A wise person once observed that anything you can say about a nation is true. Cuba is a complex place and my impressions of the island are limited and subjective. There are other Cuban exiles who still harbor feelings too powerful to visit Cuba until there is a regime change on the island. They have my sympathy and compassion. All the same, Cuba is changing.
The Soviet Union is no more. The Berlin Wall has fallen. The U.S. now trades with former enemies China and Vietnam. But the U.S. ostracism of Cuba endures, a Cold War relic as anachronistic as the 1950’s U.S. cars that famously cruise Havana’s streets.

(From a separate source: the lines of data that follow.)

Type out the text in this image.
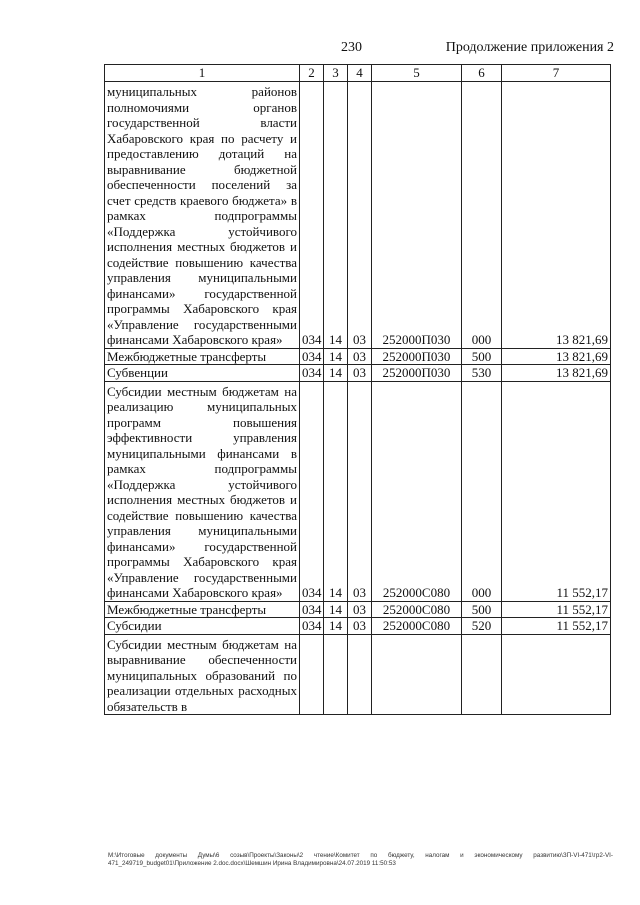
230	Продолжение приложения 2
1	2	3	4	5	6	7
муниципальных районов полномочиями органов государственной власти Хабаровского края по расчету и предоставлению дотаций на выравнивание бюджетной обеспеченности поселений за счет средств краевого бюджета» в рамках подпрограммы «Поддержка устойчивого исполнения местных бюджетов и содействие повышению качества управления муниципальными финансами» государственной программы Хабаровского края «Управление государственными финансами Хабаровского края»	034	14	03	252000П030	000	13 821,69
Межбюджетные трансферты	034	14	03	252000П030	500	13 821,69
Субвенции	034	14	03	252000П030	530	13 821,69
Субсидии местным бюджетам на реализацию муниципальных программ повышения эффективности управления муниципальными финансами в рамках подпрограммы «Поддержка устойчивого исполнения местных бюджетов и содействие повышению качества управления муниципальными финансами» государственной программы Хабаровского края «Управление государственными финансами Хабаровского края»	034	14	03	252000С080	000	11 552,17
Межбюджетные трансферты	034	14	03	252000С080	500	11 552,17
Субсидии	034	14	03	252000С080	520	11 552,17
Субсидии местным бюджетам на выравнивание обеспеченности муниципальных образований по реализации отдельных расходных обязательств в						
М:\Итоговые документы Думы\6 созыв\Проекты\Законы\2 чтение\Комитет по бюджету, налогам и экономическому развитию\ЗП-VI-471\гр2-VI-471_249719_budget01\Приложение 2.doc.docx\Шемшин Ирина Владимировна\24.07.2019 11:50:53
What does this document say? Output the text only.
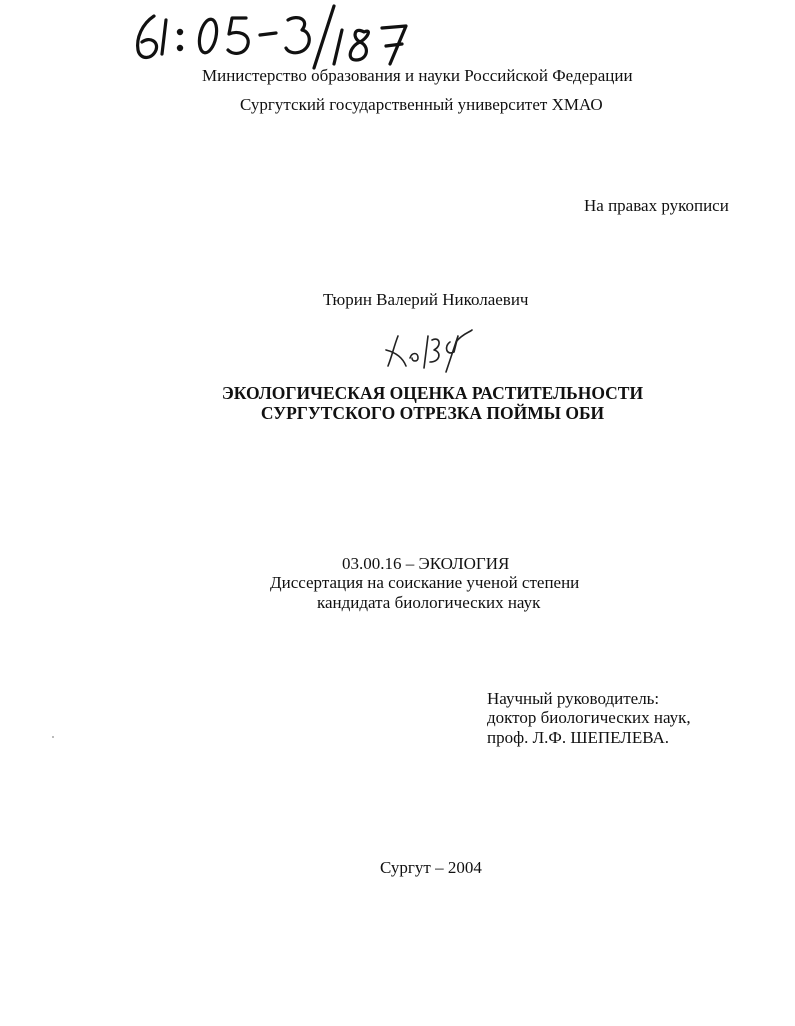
Министерство образования и науки Российской Федерации
Сургутский государственный университет ХМАО
На правах рукописи
Тюрин Валерий Николаевич
ЭКОЛОГИЧЕСКАЯ ОЦЕНКА РАСТИТЕЛЬНОСТИ
СУРГУТСКОГО ОТРЕЗКА ПОЙМЫ ОБИ
03.00.16 – ЭКОЛОГИЯ
Диссертация на соискание ученой степени
кандидата биологических наук
Научный руководитель:
доктор биологических наук,
проф. Л.Ф. ШЕПЕЛЕВА.
Сургут – 2004
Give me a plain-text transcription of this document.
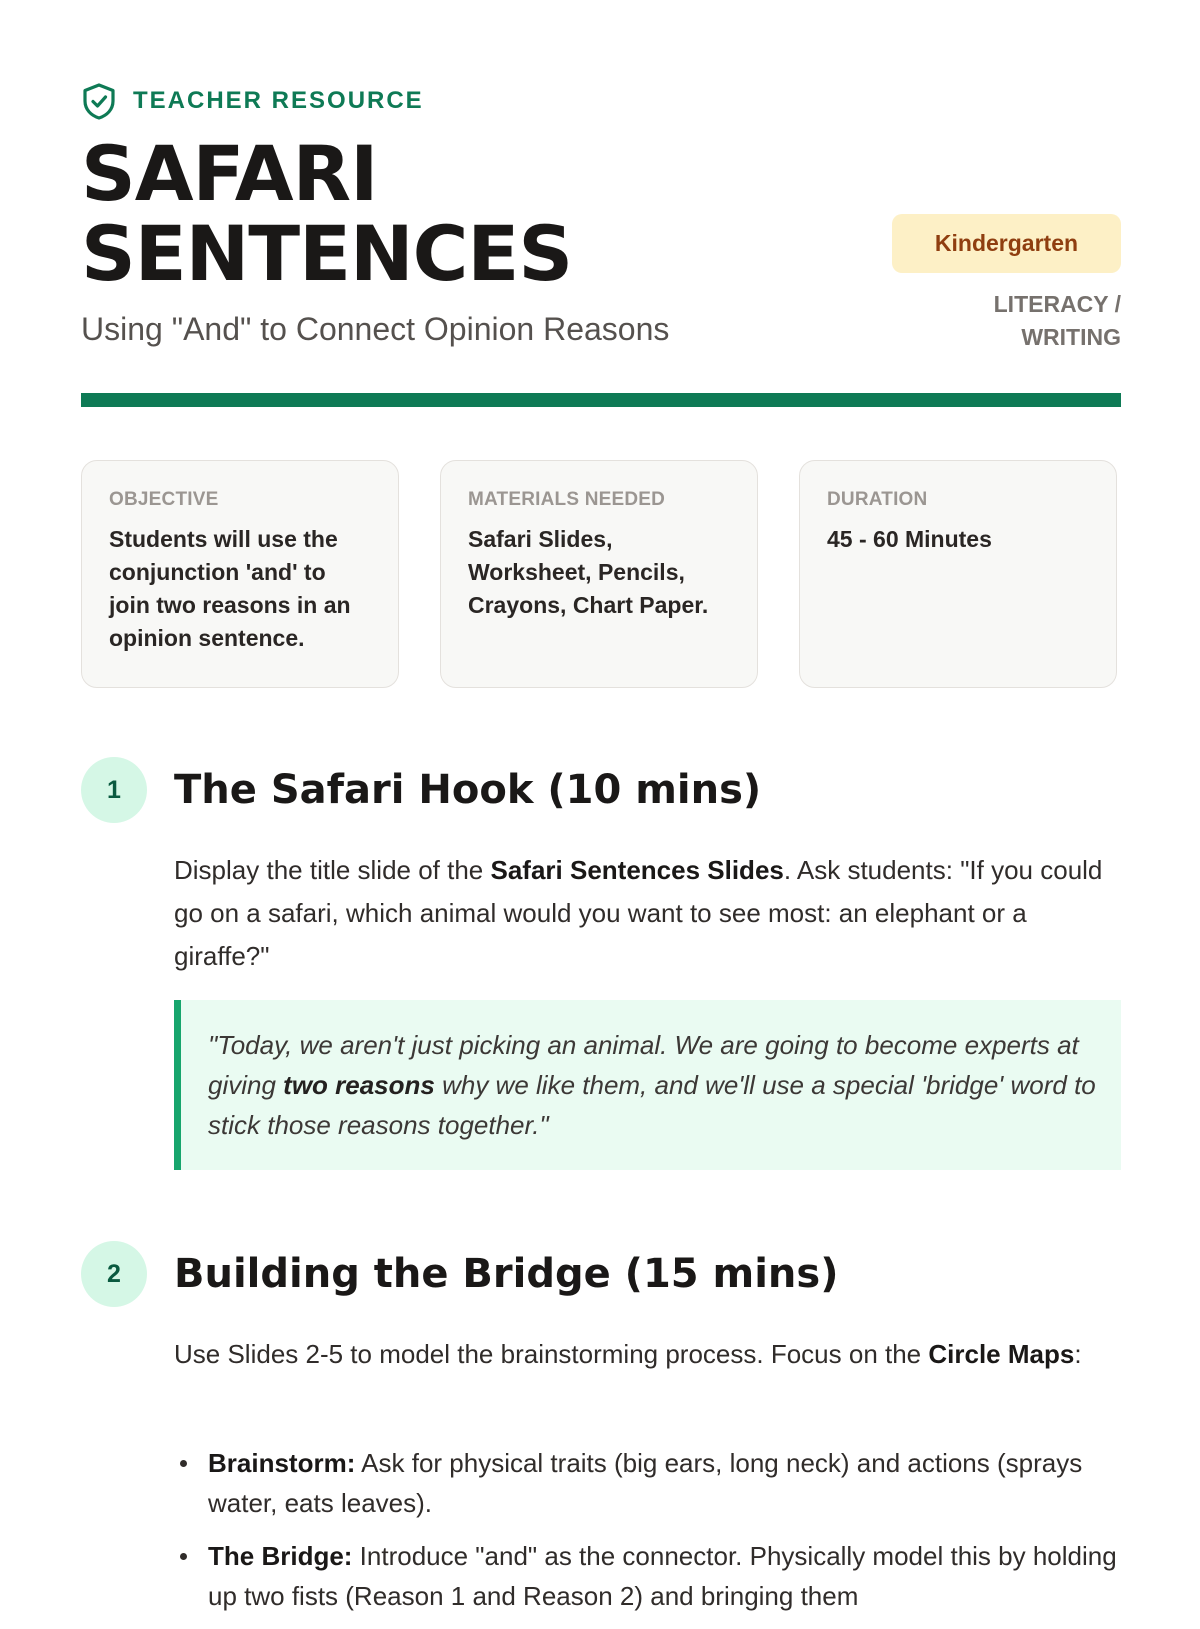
TEACHER RESOURCE
SAFARI
SENTENCES
Using "And" to Connect Opinion Reasons
Kindergarten
LITERACY / WRITING
OBJECTIVE
Students will use the conjunction 'and' to join two reasons in an opinion sentence.
MATERIALS NEEDED
Safari Slides, Worksheet, Pencils, Crayons, Chart Paper.
DURATION
45 - 60 Minutes
1	The Safari Hook (10 mins)

Display the title slide of the Safari Sentences Slides. Ask students: "If you could go on a safari, which animal would you want to see most: an elephant or a giraffe?"

"Today, we aren't just picking an animal. We are going to become experts at giving two reasons why we like them, and we'll use a special 'bridge' word to stick those reasons together."
2	Building the Bridge (15 mins)

Use Slides 2-5 to model the brainstorming process. Focus on the Circle Maps:

Brainstorm: Ask for physical traits (big ears, long neck) and actions (sprays water, eats leaves).
The Bridge: Introduce "and" as the connector. Physically model this by holding up two fists (Reason 1 and Reason 2) and bringing them
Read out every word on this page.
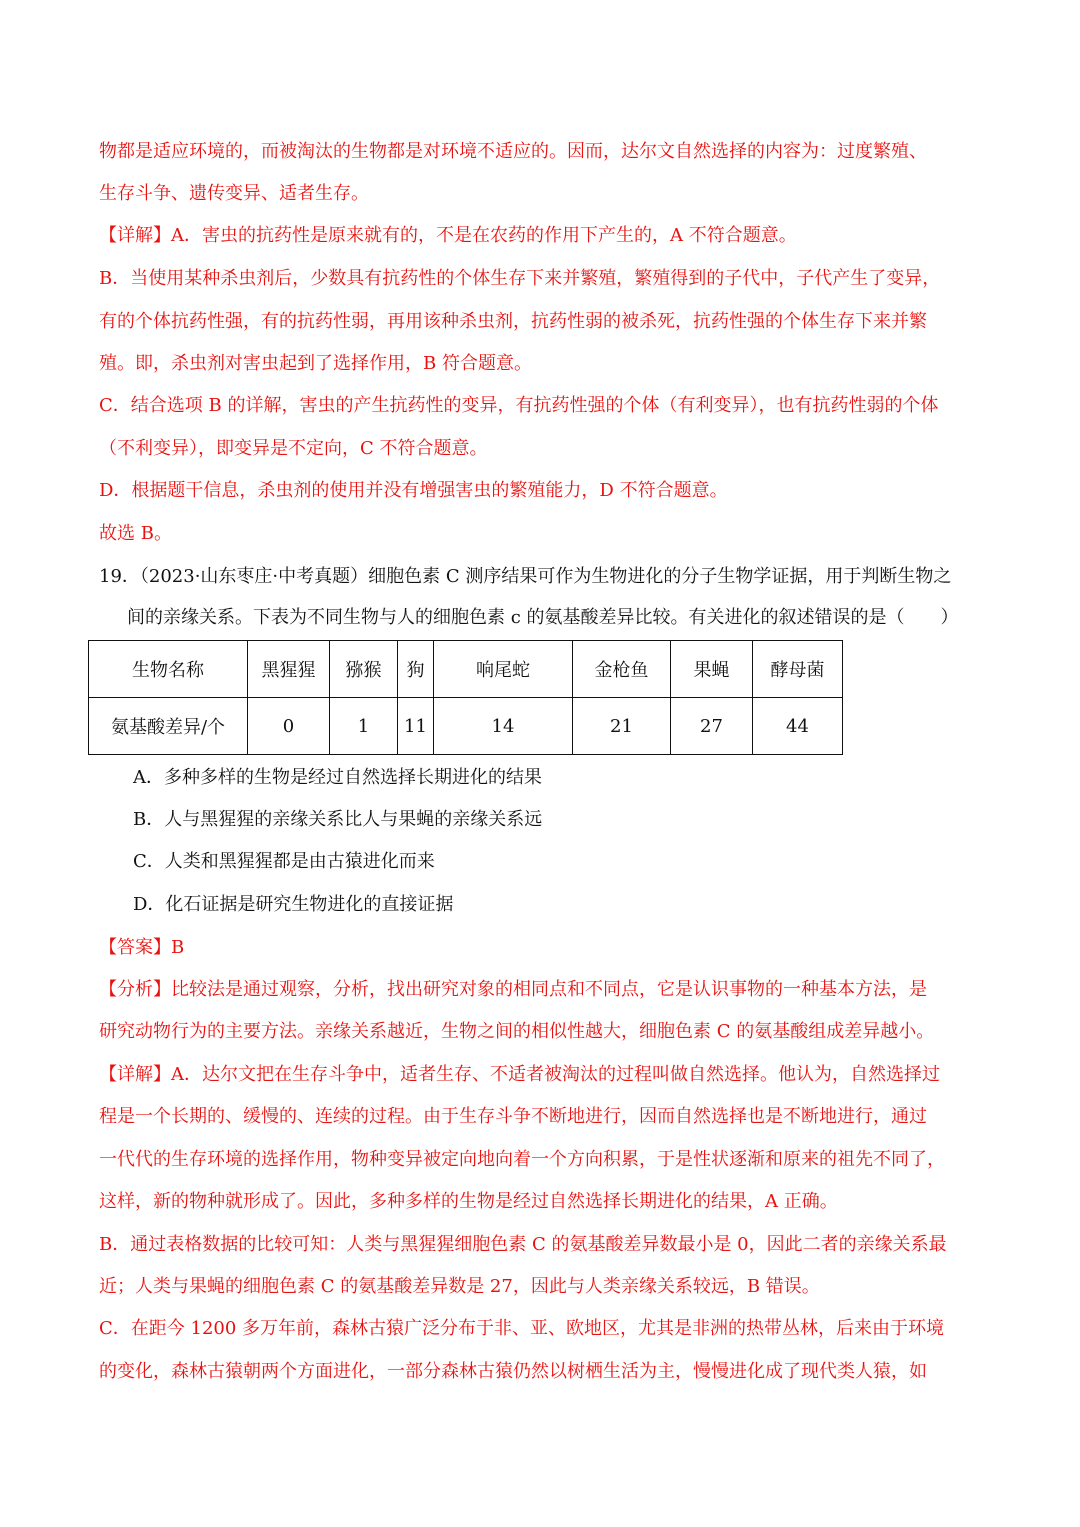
物都是适应环境的，而被淘汰的生物都是对环境不适应的。因而，达尔文自然选择的内容为：过度繁殖、
生存斗争、遗传变异、适者生存。
【详解】A．害虫的抗药性是原来就有的，不是在农药的作用下产生的，A 不符合题意。
B．当使用某种杀虫剂后，少数具有抗药性的个体生存下来并繁殖，繁殖得到的子代中，子代产生了变异，
有的个体抗药性强，有的抗药性弱，再用该种杀虫剂，抗药性弱的被杀死，抗药性强的个体生存下来并繁
殖。即，杀虫剂对害虫起到了选择作用，B 符合题意。
C．结合选项 B 的详解，害虫的产生抗药性的变异，有抗药性强的个体（有利变异），也有抗药性弱的个体
（不利变异），即变异是不定向，C 不符合题意。
D．根据题干信息，杀虫剂的使用并没有增强害虫的繁殖能力，D 不符合题意。
故选 B。
19．（2023·山东枣庄·中考真题）细胞色素 C 测序结果可作为生物进化的分子生物学证据，用于判断生物之
间的亲缘关系。下表为不同生物与人的细胞色素 c 的氨基酸差异比较。有关进化的叙述错误的是（　　）
生物名称	黑猩猩	猕猴	狗	响尾蛇	金枪鱼	果蝇	酵母菌
氨基酸差异/个	0	1	11	14	21	27	44
A．多种多样的生物是经过自然选择长期进化的结果
B．人与黑猩猩的亲缘关系比人与果蝇的亲缘关系远
C．人类和黑猩猩都是由古猿进化而来
D．化石证据是研究生物进化的直接证据
【答案】B
【分析】比较法是通过观察，分析，找出研究对象的相同点和不同点，它是认识事物的一种基本方法，是
研究动物行为的主要方法。亲缘关系越近，生物之间的相似性越大，细胞色素 C 的氨基酸组成差异越小。
【详解】A．达尔文把在生存斗争中，适者生存、不适者被淘汰的过程叫做自然选择。他认为，自然选择过
程是一个长期的、缓慢的、连续的过程。由于生存斗争不断地进行，因而自然选择也是不断地进行，通过
一代代的生存环境的选择作用，物种变异被定向地向着一个方向积累，于是性状逐渐和原来的祖先不同了，
这样，新的物种就形成了。因此，多种多样的生物是经过自然选择长期进化的结果，A 正确。
B．通过表格数据的比较可知：人类与黑猩猩细胞色素 C 的氨基酸差异数最小是 0，因此二者的亲缘关系最
近；人类与果蝇的细胞色素 C 的氨基酸差异数是 27，因此与人类亲缘关系较远，B 错误。
C．在距今 1200 多万年前，森林古猿广泛分布于非、亚、欧地区，尤其是非洲的热带丛林，后来由于环境
的变化，森林古猿朝两个方面进化，一部分森林古猿仍然以树栖生活为主，慢慢进化成了现代类人猿，如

Ironically, Cuba’s diplomatic banishment is primarily sustained by the island’s own exiles in the United States. Should we continue the embargo that has failed to topple the Castro regime for over 50 years? Or is there another path for Cuba to emerge from its political and economic woes without turmoil and bloodshed? I don’t have the answer. But a visit to the island may be the first step for my landsmen. My trip to Cuba left me with a glimmer of hope for the future. Our culture’s reverence for family may ultimately transcend politics and help us forge a better nation. Perhaps the time has come for warmth of family to thaw the Cold War.